Pandangan Citra beralih ke pigura di dekatnya. Ia meraihnya. Papa, mama, dan dirinya di foto itu tampak bahagia. Sebelum kejadian nahas itu menimpa.

"Ma, Pa, Citra kangen. Papa sama Mama cepet bangun ya," Lirih Citra pilu.

Nyatanya, setiap kali ada kerinduan menyeruak tidak ada tempat nyata berbagi cerita.

Mengusap air matanya, Citra segera bergegas berangkat. Tak sabar dengan kejutan dari Langit nanti. Pipinya bersemu tanpa sadar.

Sekilas ia memperhatikan rumahnya di tangga. Rumah lantai dua ini sepi. Hanya dirinya seorang. Semenjak kedua orangtuanya koma, Citra terpaksa memecat ART, demi menghemat keuangan.

Hidup sendiri lebih nyaman untuk Citra saat ini.

"Hallo, Neng!"

Saat menutup pintu, Citra dikejutkan dengan kehadiran Kenzi. Cowok itu tampak rapi dengan balutan jas hitam. Bersedekap dan bersandar di pintu.

"Mau apa sih, Kak? Gue mau kencan!" Tegas Citra tajam.

"Emang pasti dia bakalan datang?" Kenzi balas bertanya.

"Ya pasti. Gue yakin dia bakalan datang kok!" Kukuh Citra semangat. Ia sudah sangat menanti momen ini.

Kenzi menghela napas. "Yaudah gue anterin."

Citra melotot. "Gak usah!"

"Jangan nolak pertolongan orang lain," Tegas Kenzi menarik tangan Citra menuju motor ninjanya.

Kenzi terlebih dahulu berhenti. Menatap Citra lekat. "Lo gak mau jalan sama gue?"

Cewek itu langsung menggeleng. "Gue masih punya pacar. Gue gak mau khianati dia."

"Belum pasti juga cowok lo itu dateng. Mending gue yang udah pasti ada di depan mata lo," Tambah Kenzi merasa kasihan.

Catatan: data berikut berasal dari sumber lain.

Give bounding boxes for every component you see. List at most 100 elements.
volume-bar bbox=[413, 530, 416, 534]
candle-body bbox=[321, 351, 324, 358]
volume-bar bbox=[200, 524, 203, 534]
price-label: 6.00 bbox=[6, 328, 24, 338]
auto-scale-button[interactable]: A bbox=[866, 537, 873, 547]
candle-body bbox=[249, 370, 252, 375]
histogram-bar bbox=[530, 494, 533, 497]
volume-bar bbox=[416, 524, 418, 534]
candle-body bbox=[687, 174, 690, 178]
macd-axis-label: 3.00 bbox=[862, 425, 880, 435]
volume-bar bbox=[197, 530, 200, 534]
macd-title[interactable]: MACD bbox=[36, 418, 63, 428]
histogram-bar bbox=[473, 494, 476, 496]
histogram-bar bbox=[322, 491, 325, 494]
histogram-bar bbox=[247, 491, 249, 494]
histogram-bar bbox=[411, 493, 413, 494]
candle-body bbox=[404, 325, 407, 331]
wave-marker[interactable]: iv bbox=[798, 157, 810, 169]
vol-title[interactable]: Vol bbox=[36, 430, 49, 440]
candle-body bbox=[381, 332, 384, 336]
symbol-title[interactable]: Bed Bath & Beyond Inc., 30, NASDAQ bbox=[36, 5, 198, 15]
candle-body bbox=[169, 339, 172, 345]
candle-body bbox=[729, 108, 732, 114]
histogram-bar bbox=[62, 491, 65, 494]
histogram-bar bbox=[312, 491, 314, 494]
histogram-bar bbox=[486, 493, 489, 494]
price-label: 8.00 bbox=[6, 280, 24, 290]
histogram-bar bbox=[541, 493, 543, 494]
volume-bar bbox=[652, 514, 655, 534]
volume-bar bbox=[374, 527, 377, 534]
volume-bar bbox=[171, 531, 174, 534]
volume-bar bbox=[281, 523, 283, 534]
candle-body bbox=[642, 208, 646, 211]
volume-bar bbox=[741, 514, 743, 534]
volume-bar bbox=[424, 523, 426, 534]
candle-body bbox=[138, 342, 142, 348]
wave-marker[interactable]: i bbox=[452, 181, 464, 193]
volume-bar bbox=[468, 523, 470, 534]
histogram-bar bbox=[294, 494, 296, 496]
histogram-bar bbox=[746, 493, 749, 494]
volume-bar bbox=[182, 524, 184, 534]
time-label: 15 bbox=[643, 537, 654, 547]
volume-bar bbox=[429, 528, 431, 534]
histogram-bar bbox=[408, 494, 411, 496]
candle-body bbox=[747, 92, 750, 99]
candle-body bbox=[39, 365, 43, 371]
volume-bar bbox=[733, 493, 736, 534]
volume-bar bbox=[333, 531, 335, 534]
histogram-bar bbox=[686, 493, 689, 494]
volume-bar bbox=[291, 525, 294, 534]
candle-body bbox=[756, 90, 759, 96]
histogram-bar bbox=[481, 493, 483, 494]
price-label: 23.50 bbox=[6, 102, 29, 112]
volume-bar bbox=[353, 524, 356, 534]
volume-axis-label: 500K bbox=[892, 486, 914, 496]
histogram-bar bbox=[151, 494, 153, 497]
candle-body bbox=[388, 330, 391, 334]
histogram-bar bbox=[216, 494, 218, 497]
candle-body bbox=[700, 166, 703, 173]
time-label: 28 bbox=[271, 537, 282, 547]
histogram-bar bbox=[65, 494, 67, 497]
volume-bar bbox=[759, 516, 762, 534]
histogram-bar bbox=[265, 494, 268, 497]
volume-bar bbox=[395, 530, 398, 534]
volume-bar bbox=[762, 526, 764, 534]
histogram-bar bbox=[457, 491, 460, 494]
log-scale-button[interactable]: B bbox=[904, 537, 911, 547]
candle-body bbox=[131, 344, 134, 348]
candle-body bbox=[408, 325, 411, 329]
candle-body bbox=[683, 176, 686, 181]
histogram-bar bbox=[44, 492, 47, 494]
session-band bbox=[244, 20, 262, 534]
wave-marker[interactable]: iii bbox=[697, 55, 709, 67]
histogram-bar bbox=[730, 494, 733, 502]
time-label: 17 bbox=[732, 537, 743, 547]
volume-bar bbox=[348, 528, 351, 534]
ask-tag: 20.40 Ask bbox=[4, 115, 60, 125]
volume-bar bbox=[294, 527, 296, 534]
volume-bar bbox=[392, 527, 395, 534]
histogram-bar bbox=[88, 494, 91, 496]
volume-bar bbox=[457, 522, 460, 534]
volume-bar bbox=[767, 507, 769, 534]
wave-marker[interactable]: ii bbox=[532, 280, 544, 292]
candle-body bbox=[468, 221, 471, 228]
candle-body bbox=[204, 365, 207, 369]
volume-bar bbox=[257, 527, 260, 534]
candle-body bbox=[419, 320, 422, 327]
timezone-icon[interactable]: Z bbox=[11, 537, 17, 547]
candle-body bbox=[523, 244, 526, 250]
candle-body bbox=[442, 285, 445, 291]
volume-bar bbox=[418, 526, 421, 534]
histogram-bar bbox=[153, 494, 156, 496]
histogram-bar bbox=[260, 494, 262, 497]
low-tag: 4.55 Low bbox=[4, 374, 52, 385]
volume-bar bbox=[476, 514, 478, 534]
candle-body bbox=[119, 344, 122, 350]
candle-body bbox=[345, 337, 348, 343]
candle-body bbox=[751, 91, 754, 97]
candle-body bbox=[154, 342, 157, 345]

Citra menolak, tetap pada pendiriannya. Menunggu Langit. Pasti, Langitnya akan datang.

"Huft, sad banget gue nganter cewek mau kencan," Lirih Kenzi terasa sesak.

***

Citra berjalan anggun memasuki kafe. Memilih salah satu tempat duduk. Memilih tidak memesan makanan sampai Langit datang dengan kejutannya.

Tak sengaja matanya menoleh. Menatap sepasang kekasih yang saling suap-suapan. Ia iri, kapan lagi ia bisa seperti itu?

Tak terasa satu jam sudah Citra menunggu, ia masih sabar. Langitnya pasti akan datang.

Mata Citra terasa berat. Tak dapat dipungkiri air matanya mulai jatuh. Kafe mulai sepi. Artinya, kafe ini akan segera tutup.

"Permisi, Kak. Kafe ini akan tutup, Kak. Kakak tidak pulang?"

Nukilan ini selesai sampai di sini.